Corn futures climbed above $5 a bushel for the first time in almost two years in Chicago on concern that falling yields in the U.S. and higher demand from importers will erode supplies in the world’s largest exporter.
December-delivery corn advanced as much as 3.2 percent to $5.1175 a bushel on the Chicago Board of Trade, the highest price for the most-active contract since Sept. 30, 2008, and was at $5.09 at 12:25 p.m.

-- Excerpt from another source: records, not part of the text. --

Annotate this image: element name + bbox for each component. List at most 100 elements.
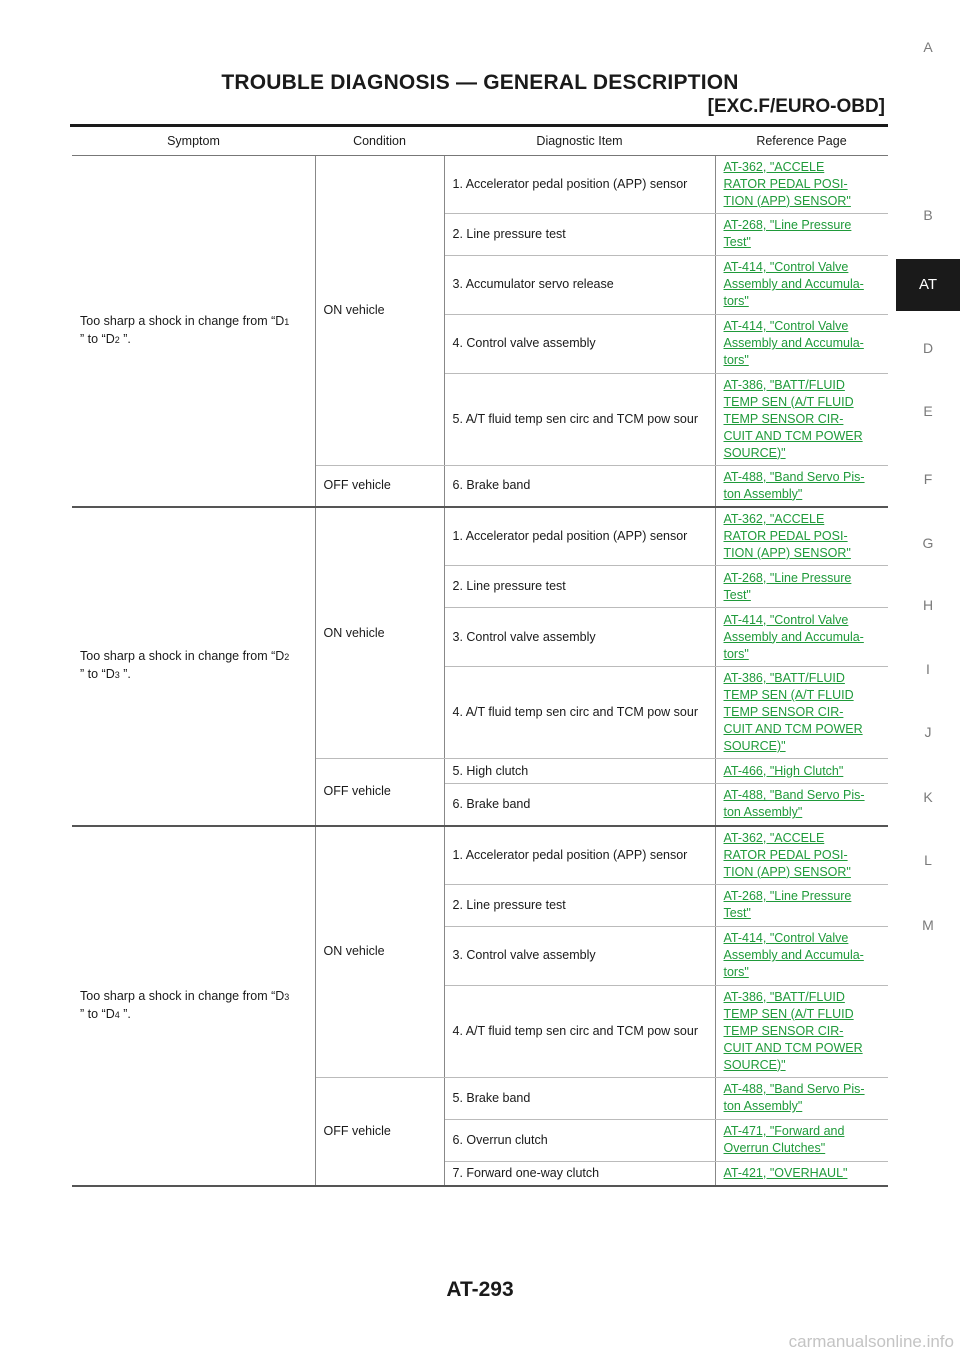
diagnostic-item-cell: 2. Line pressure test [444, 884, 716, 927]
reference-link[interactable]: AT-488, "Band Servo Pis-ton Assembly" [724, 787, 881, 821]
side-tab-b[interactable]: B [923, 207, 933, 223]
reference-link-line: Test" [723, 587, 751, 602]
reference-link-line: tors" [723, 965, 749, 979]
table-row: 4. Control valve assembly AT-414, "Contro… [72, 314, 888, 374]
symptom-cell: Too sharp a shock in change from “D3 ” to… [72, 825, 316, 1187]
reference-link[interactable]: AT-362, "ACCELE RATOR PEDAL POSI- TION (A… [724, 511, 881, 562]
reference-link[interactable]: AT-268, "Line Pressure Test" [724, 888, 881, 922]
header-symptom: Symptom [72, 129, 315, 156]
diagnostic-item-cell: 1. Accelerator pedal position (APP) sens… [444, 155, 716, 214]
header-diagnostic-item: Diagnostic Item [444, 129, 715, 156]
header-condition: Condition [315, 129, 444, 156]
page-title: TROUBLE DIAGNOSIS — GENERAL DESCRIPTION [221, 71, 739, 94]
reference-link-line: Overrun Clutches" [723, 1141, 826, 1155]
reference-link-line: AT-362, "ACCELE [723, 159, 825, 174]
side-tab-i[interactable]: I [926, 661, 930, 677]
reference-link-line: AT-268, "Line Pressure [723, 889, 852, 903]
table-row: 3. Accumulator servo release AT-414, "Con… [72, 255, 888, 315]
condition-cell: ON vehicle [315, 507, 445, 759]
reference-link[interactable]: AT-268, "Line Pressure Test" [724, 570, 881, 604]
reference-link-line: Assembly and Accumula- [723, 948, 864, 962]
diagnostic-item-cell: 4. A/T fluid temp sen circ and TCM pow s… [444, 666, 716, 759]
reference-cell: AT-414, "Control Valve Assembly and Accu… [715, 926, 888, 986]
reference-cell: AT-268, "Line Pressure Test" [715, 565, 888, 608]
reference-cell: AT-362, "ACCELE RATOR PEDAL POSI- TION (A… [715, 507, 888, 566]
symptom-text: ” to “D [80, 331, 115, 346]
table-row: OFF vehicle 6. Brake band AT-488, "Band Se… [72, 465, 888, 508]
symptom-text: ”. [119, 667, 131, 682]
diagnostic-item-cell: 6. Overrun clutch [444, 1119, 716, 1162]
side-tab-h[interactable]: H [922, 597, 934, 613]
reference-link[interactable]: AT-386, "BATT/FLUID TEMP SEN (A/T FLUID … [724, 670, 881, 755]
reference-link-line: ton Assembly" [723, 1099, 803, 1113]
side-tab-d[interactable]: D [922, 340, 934, 356]
side-tab-f[interactable]: F [923, 471, 933, 487]
gear-subscript: 2 [114, 334, 120, 345]
symptom-text: ”. [119, 1006, 131, 1021]
reference-link[interactable]: AT-466, "High Clutch" [724, 763, 881, 780]
reference-link-line: TEMP SENSOR CIR- [723, 411, 844, 426]
reference-link-line: AT-488, "Band Servo Pis- [723, 788, 865, 803]
reference-link-line: SOURCE)" [723, 739, 786, 753]
reference-link-line: CUIT AND TCM POWER [723, 1040, 863, 1055]
side-tab-e[interactable]: E [923, 403, 933, 419]
symptom-text: ” to “D [80, 667, 115, 682]
reference-cell: AT-488, "Band Servo Pis-ton Assembly" [715, 1077, 888, 1120]
reference-link-line: AT-471, "Forward and [723, 1124, 845, 1138]
table-row: 6. Brake band AT-488, "Band Servo Pis-ton… [72, 783, 888, 827]
diagnostic-item-cell: 5. A/T fluid temp sen circ and TCM pow s… [444, 373, 716, 466]
reference-link-line: RATOR PEDAL POSI- [723, 176, 848, 191]
reference-link-line: AT-466, "High Clutch" [723, 763, 844, 778]
diagnostic-item-cell: 2. Line pressure test [444, 565, 716, 608]
reference-link-line: RATOR PEDAL POSI- [723, 529, 848, 543]
reference-link[interactable]: AT-268, "Line Pressure Test" [724, 217, 881, 251]
page-subtitle: [EXC.F/EURO-OBD] [707, 96, 885, 117]
reference-link-line: AT-386, "BATT/FLUID [723, 377, 845, 392]
reference-link[interactable]: AT-362, "ACCELE RATOR PEDAL POSI- TION (A… [724, 830, 881, 881]
reference-cell: AT-471, "Forward and Overrun Clutches" [715, 1119, 888, 1162]
gear-subscript: 3 [114, 670, 120, 681]
side-tab-a[interactable]: A [923, 39, 933, 55]
reference-link-line: AT-386, "BATT/FLUID [723, 671, 845, 685]
reference-link[interactable]: AT-471, "Forward and Overrun Clutches" [724, 1123, 881, 1157]
reference-cell: AT-386, "BATT/FLUID TEMP SEN (A/T FLUID … [715, 666, 888, 759]
reference-link-line: TEMP SEN (A/T FLUID [723, 1006, 854, 1021]
gear-subscript: 3 [284, 991, 290, 1002]
diagnostic-item-cell: 5. Brake band [444, 1077, 716, 1120]
watermark: carmanualsonline.info [788, 1332, 954, 1351]
reference-link-line: AT-414, "Control Valve [723, 319, 849, 333]
side-tab-l[interactable]: L [924, 852, 932, 868]
table-row: 4. A/T fluid temp sen circ and TCM pow s… [72, 666, 888, 759]
reference-link-line: SOURCE)" [723, 1057, 786, 1072]
reference-link-line: Assembly and Accumula- [723, 629, 864, 644]
header-reference-page: Reference Page [715, 129, 888, 156]
reference-link-line: AT-268, "Line Pressure [723, 218, 852, 232]
table-row: 2. Line pressure test AT-268, "Line Press… [72, 565, 888, 608]
reference-link[interactable]: AT-386, "BATT/FLUID TEMP SEN (A/T FLUID … [724, 377, 881, 462]
reference-link[interactable]: AT-386, "BATT/FLUID TEMP SEN (A/T FLUID … [724, 989, 881, 1074]
reference-link[interactable]: AT-414, "Control Valve Assembly and Accu… [724, 259, 881, 310]
reference-cell: AT-362, "ACCELE RATOR PEDAL POSI- TION (A… [715, 155, 888, 214]
reference-link[interactable]: AT-414, "Control Valve Assembly and Accu… [724, 930, 881, 981]
side-tab-k[interactable]: K [923, 789, 933, 805]
side-tab-m[interactable]: M [922, 917, 934, 933]
side-tab-at[interactable]: AT [896, 259, 960, 311]
table-row: 6. Overrun clutch AT-471, "Forward and Ov… [72, 1119, 888, 1162]
reference-link[interactable]: AT-488, "Band Servo Pis-ton Assembly" [724, 469, 881, 503]
reference-link-line: AT-268, "Line Pressure [723, 570, 852, 585]
reference-link-line: AT-488, "Band Servo Pis- [723, 469, 865, 484]
side-tab-g[interactable]: G [922, 535, 934, 551]
page-number: AT-293 [446, 1278, 514, 1301]
reference-link[interactable]: AT-362, "ACCELE RATOR PEDAL POSI- TION (A… [724, 159, 881, 210]
reference-link[interactable]: AT-421, "OVERHAUL" [724, 1165, 881, 1182]
reference-link[interactable]: AT-414, "Control Valve Assembly and Accu… [724, 612, 881, 663]
condition-cell: ON vehicle [315, 155, 445, 466]
reference-link[interactable]: AT-414, "Control Valve Assembly and Accu… [724, 318, 881, 369]
diagnostic-item-cell: 1. Accelerator pedal position (APP) sens… [444, 825, 716, 885]
reference-link[interactable]: AT-488, "Band Servo Pis-ton Assembly" [724, 1081, 881, 1115]
diagnostic-item-cell: 4. Control valve assembly [444, 314, 716, 374]
reference-link-line: AT-414, "Control Valve [723, 612, 849, 627]
reference-link-line: Assembly and Accumula- [723, 336, 864, 350]
side-tab-j[interactable]: J [924, 724, 932, 740]
symptom-cell: Too sharp a shock in change from “D1 ” to… [72, 155, 316, 508]
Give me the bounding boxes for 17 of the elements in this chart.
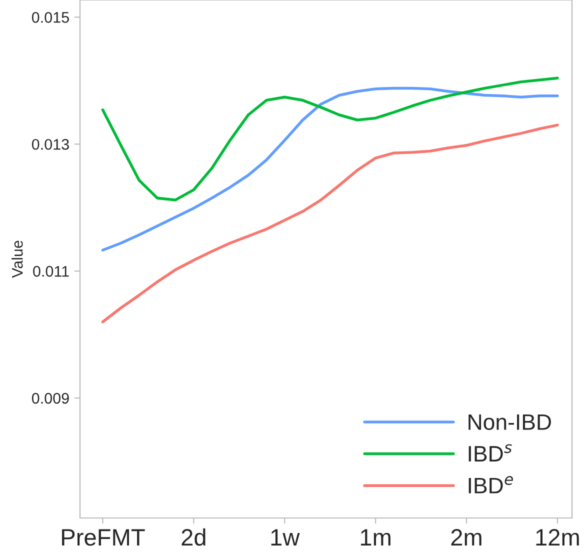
x-tick-label: 12m: [536, 529, 579, 546]
x-tick-label: PreFMT: [62, 529, 145, 546]
legend-label: Non-IBD: [468, 414, 551, 430]
line-series: [101, 76, 559, 202]
line-series: [101, 86, 559, 252]
x-tick-label: 1m: [360, 529, 390, 546]
legend-label: IBD$^{s}$: [468, 444, 512, 462]
y-axis-title: Value: [12, 240, 23, 278]
y-tick-label: 0.015: [32, 12, 69, 23]
x-tick-label: 1w: [271, 529, 300, 546]
x-tick-label: 2m: [451, 529, 482, 546]
x-tick-label: 2d: [182, 528, 206, 546]
y-tick-label: 0.011: [33, 266, 69, 277]
y-tick-label: 0.009: [32, 392, 69, 404]
legend-label: IBD$^{e}$: [468, 476, 513, 494]
y-tick-label: 0.013: [32, 138, 69, 150]
line-series: [101, 124, 559, 324]
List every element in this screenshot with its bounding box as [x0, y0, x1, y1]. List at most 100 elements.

Paris time.
“The fundamentals for corn are quite bullish for the moment,” Chung Yang Ker, an analyst at Phillip Futures Pte., said by phone from Singapore today.
Rising demand for U.S. corn exports and lower-than-expected yields may reduce the nation’s stockpiles before next year’s harvest to about 7 percent of domestic demand, the second-lowest ratio on record, according to Rabobank analysts.
That will be smaller than the 15-year low for the stocks- to-use ratio of 9.8 percent forecast by the U.S. Department of Agriculture on Sept. 10.
Corn rose for a seventh session in Chicago, the longest winning streak since June 2008. The December contract is set for a 6.4 percent gain this week.
The USDA may pare its estimates of U.S. yields in the coming months, after a very hot summer, Rabobank analysts Luke Chandler and Doug White wrote in a Sept. 16 report.
The analysts forecast yields at 161 bushels an acre, taking the nation’s crop to 13 billion bushels, down from a record 13.11 billion bushels last season, and the government’s Sept. 10 estimate of 13.16 billion bushels.
‘Major Risk’
“Further erosion of corn-production estimates in the U.S. remains a major risk for the world feed-grain market in 2010- 2011,” the analysts wrote.
December-delivery wheat gained 2.1 percent to $7.34 a bushel in Chicago, paring a weekly loss. Milling wheat for November delivery on NYSE Liffe rose 2.2 percent to 233.75 euros ($306.49) a metric ton in Paris.
The outlook for winter-wheat planting in Russia is one of “doom and gloom” as main growing regions in the Volga and Southern Federal Districts received too little rain to relieve a drought, forecaster Martell Crop Projections said yesterday.
November-delivery soybeans climbed 1.6 percent to $10.525 a bushel, set for a 2 percent advance this week.